Die Dorstener SPD ist nicht nur bei der Mahnwache dabei, sondern kämpft auch für Stadtwerke

Atomkatastrophe in Japan – Mahnwache in Dorsten
Ein Zwischenruf

Ja, es tut gut, sich zu treffen, um zu trauern, zu reden und zu mahnen.
Am Montag, 18 Uhr, ist es wieder soweit. Auf dem Marktplatz Dorsten treffen wir Gleichgesinnte.

Beim ersten Mal waren wir viele.

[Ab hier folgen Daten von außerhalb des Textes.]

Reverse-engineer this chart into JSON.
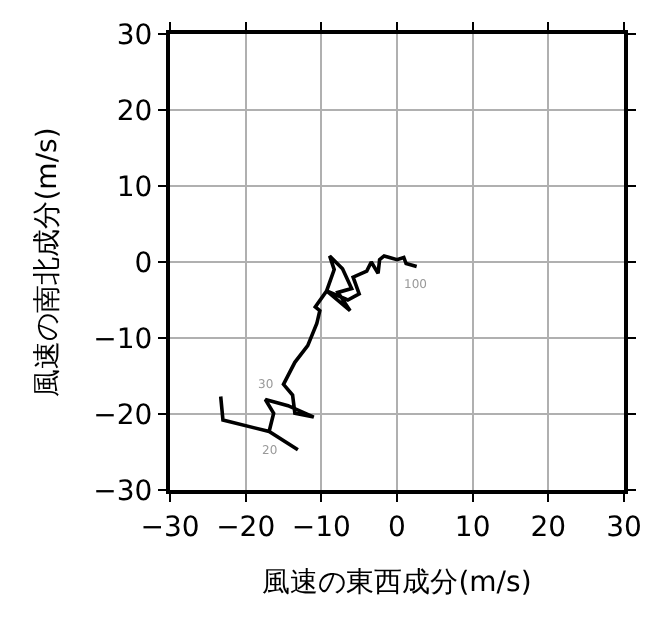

Beim 2. Mal nur noch die Hälfte.
Jetzt am Montag werden es vielleicht noch weniger sein. Das tut weh. Wir wollen doch etwas verändern.
Aber reicht eine wöchentliche Mahnwache ohne Worte?
Wäre es nicht überlegenswert, parallel auf Möglichkeiten einer kommunalen Energieversorgung ohne Atomkraft hinzuweisen?
Die Stadtwerke-Diskussion in Dorsten nimmt gerade Fahrt auf.
Es besteht die Möglichkeit, aus der ehrlichen Betroffenheit zu offensivem Engagement vor Ort zu wechseln.
Eine Partei alleine reicht nicht.
Wir brauchen eine Bewegung von unten, die den anstehenden gewaltigen Prozess begleitet.
Diejenigen, die zur Mahnwache kommen, sollten auch auf die Möglichkeit einer neuen, nachhaltigen kommunalen Energieversorgung hingewiesen werden. Vielleicht, oder besser wahrscheinlich, sind sie für eine Initiative „Pro Stadtwerke Dorsten“ zu gewinnen.
Trauern – mahnen – und selbst aktiv werden. Das ist kein Widerspruch!